【トーク】
−中央競馬に物申す−
久しぶりに大物産駒
99年のノーリーズン、タニノギムレット以来、GI級を勝っていなかった
ブライアンズタイム産駒だが、ヴィクトリーが皐月賞を優勝したことで久し
ぶりに注目を浴びている。また、ダート戦には、交流JpnIを勝ったフリオ
ーソもいる。
ブライアンズタイムは85年生まれの22歳。米で21戦5勝、その中にライバ
ルであるフォーティナイナーを破ったフロリダ・ダービーが含まれる。従兄
弟にはサンシャインフォーエヴァーがいて、この3頭はみんな日本に輸入さ
れているが、種牡馬としては、ブライアンズタイムの成績がすば抜けている。
91年生まれにナリタブライアンとチョウカイキャロル、92年生がマヤノト
ップガン、95年生にファレノプシス、97年生にシルクプリマドンナ、そして、
99年生の2頭と、これだけ多くのクラシックホースを輩出して、ほかにもシ
ルクジャスティス、ダンツフレームなどがいる。
これほど素晴らしい産駒を出しながら、サンデーサイレンスという不世出
の種牡馬がいたため、リーディングサイアーの座には就けなかった。不運で
はあるが、それでも、99年以降は大レースを勝っていないにもかかわらず、
常に3位以内をキープするあたり、いかに産駒がコンスタントに走るかとい
う証明をしている。
今や、内国産種牡馬の全盛時代を迎えている。
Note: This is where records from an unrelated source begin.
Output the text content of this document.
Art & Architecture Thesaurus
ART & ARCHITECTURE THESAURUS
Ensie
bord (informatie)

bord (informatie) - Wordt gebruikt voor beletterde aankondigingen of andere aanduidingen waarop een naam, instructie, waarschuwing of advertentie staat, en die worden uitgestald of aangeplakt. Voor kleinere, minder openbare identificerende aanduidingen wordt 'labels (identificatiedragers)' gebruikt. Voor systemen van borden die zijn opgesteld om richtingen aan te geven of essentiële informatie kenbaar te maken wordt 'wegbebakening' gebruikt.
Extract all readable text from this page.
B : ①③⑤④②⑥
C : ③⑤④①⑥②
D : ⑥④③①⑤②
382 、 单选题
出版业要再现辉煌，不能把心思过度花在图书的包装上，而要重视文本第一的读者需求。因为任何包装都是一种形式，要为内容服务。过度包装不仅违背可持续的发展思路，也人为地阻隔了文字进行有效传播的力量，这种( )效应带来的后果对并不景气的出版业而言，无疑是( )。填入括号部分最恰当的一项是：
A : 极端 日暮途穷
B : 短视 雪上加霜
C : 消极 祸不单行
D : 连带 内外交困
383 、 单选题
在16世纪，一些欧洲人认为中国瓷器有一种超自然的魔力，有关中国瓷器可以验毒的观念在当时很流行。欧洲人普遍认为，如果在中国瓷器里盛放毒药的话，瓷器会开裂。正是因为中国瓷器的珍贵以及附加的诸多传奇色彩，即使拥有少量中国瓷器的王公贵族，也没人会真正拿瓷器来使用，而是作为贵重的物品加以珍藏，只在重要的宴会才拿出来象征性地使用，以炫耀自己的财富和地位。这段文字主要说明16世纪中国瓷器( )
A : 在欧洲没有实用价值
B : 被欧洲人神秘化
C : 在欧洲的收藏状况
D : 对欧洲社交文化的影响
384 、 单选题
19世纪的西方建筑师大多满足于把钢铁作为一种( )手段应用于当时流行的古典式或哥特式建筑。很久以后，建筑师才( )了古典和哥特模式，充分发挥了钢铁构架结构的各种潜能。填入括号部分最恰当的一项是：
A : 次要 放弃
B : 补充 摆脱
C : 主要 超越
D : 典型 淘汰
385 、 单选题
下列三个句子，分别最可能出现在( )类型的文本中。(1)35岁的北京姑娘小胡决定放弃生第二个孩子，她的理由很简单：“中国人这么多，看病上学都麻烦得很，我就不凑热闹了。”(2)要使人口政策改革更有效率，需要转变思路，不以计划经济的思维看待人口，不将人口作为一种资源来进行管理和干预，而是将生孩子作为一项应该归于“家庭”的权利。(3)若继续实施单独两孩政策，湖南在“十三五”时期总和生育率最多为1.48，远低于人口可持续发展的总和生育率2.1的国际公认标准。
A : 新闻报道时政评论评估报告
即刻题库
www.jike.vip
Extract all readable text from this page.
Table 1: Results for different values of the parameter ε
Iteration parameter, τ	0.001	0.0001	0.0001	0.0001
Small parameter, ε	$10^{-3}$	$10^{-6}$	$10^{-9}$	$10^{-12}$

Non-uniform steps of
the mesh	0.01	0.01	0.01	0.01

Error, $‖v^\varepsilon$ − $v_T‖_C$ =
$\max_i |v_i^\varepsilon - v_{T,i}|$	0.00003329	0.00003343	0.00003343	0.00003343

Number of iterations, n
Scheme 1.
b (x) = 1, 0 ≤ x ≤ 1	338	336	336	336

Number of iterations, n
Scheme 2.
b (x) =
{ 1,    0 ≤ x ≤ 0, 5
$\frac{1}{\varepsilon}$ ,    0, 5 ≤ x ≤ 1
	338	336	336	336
そんな中で奮闘しているの
がブライアンズタイム。そろそろナリタブライアン級の超大物産駒が現れて
もいい時期にきている。使い減りせず、むしろ使いつつ上昇傾向のこの血な
ら、ヴィクトリーの前途は明るい。この活躍が刺激剤となるはずで、ほかの
ブライアンズタイム産駒にも目を向けたい。